Gwilym let a smile spread across his face as he recalle
d the memory. Peeking through the bushes at wet, white cloth clinging to supple young bodies. It had been a sight that made Dafydd ap Gwilym fully aware of the wondrous differences between men and women. It was a memory he had only ever before shared with friends, he realized.
“How old were you then?”
“I was twelve years old. Ah, by Saint Agnes of Rome’s chastity belt I tried to resist!” Gwilym cried in a sing song voice. He thrust out his arms in a storyteller’s pose. “Those hips, those lips, those nipples dipped in linen white and translucent as Heaven!”
“Bravo,” Radu clapped sarcastically, but Gwilym’s grin grew wider.

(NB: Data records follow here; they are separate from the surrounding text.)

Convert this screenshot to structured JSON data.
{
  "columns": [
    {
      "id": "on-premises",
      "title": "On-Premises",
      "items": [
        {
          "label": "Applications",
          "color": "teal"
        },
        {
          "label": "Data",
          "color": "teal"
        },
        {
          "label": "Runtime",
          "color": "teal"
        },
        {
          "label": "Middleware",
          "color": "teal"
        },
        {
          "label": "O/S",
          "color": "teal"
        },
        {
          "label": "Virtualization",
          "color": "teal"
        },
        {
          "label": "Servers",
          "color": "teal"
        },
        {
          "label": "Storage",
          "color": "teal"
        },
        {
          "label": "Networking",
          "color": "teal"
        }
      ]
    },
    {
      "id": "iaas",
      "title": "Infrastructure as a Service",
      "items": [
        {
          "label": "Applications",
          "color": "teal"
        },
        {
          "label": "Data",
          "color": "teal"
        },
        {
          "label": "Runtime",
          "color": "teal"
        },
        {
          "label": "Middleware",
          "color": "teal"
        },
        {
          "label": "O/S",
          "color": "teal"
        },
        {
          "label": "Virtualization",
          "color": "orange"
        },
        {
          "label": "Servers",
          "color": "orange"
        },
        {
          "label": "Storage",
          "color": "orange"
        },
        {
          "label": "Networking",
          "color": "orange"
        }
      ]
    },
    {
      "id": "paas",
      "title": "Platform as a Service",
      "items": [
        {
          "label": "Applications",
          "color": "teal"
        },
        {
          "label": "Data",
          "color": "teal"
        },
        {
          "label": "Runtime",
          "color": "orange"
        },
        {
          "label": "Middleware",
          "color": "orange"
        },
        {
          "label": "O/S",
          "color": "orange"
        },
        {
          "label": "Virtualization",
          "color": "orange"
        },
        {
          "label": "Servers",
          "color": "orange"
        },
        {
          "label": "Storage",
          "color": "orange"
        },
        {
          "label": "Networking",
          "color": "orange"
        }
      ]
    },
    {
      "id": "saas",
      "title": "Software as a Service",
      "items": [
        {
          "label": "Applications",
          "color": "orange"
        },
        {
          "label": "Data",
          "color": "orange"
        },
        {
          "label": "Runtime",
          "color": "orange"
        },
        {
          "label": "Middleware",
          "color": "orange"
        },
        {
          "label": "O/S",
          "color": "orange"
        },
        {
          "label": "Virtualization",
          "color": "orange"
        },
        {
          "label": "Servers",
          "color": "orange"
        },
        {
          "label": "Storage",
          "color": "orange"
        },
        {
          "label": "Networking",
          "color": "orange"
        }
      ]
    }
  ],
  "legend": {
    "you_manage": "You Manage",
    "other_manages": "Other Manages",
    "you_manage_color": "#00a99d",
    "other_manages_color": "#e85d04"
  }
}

“What of your family? What occurred after your father killed Barbat and became Prince? Did he have many children besides yourself? Who was your mother?” The mood change was instant. Radu’s brow furrowed and Gwilym swallowed.
“Naturally, we need not discuss your own personal matters. Forgive my prying.”
“Mine is a more complicated series of misfortunes and destiny. Would that fucking a nun be all I might be judged for.”
“Well, she was not precisely a nun at the time….” Gwilym began, but Radu waved him off. Then sitting back they both watched their horses nibble on grass awhile and Radu began to speak.
Chapter 5
When the Cumans first descended from the Carpathian Mountains, Tihomir was first among them. They passed through many miles of forest, pitiable villages and barren roads with naught but the bells from monasteries to guide them through an unfamiliar land. After Tihomir killed the Barbat, he assumed rulership of Poenari Citadel, the Barbat’s former seat of power.
Poenari Citadel was… is a forlorn place: high walls of dark stone reinforced with brick, steep steps that had to be traversed afoot— far too difficult for riding. The Citadel itself was not that old, however, the Barbat had allowed much of it to waste away and it seemed that the most used feature up to that point had been the dungeon and that was little more than a pit covered in black iron bars and filled with the bones of the dead.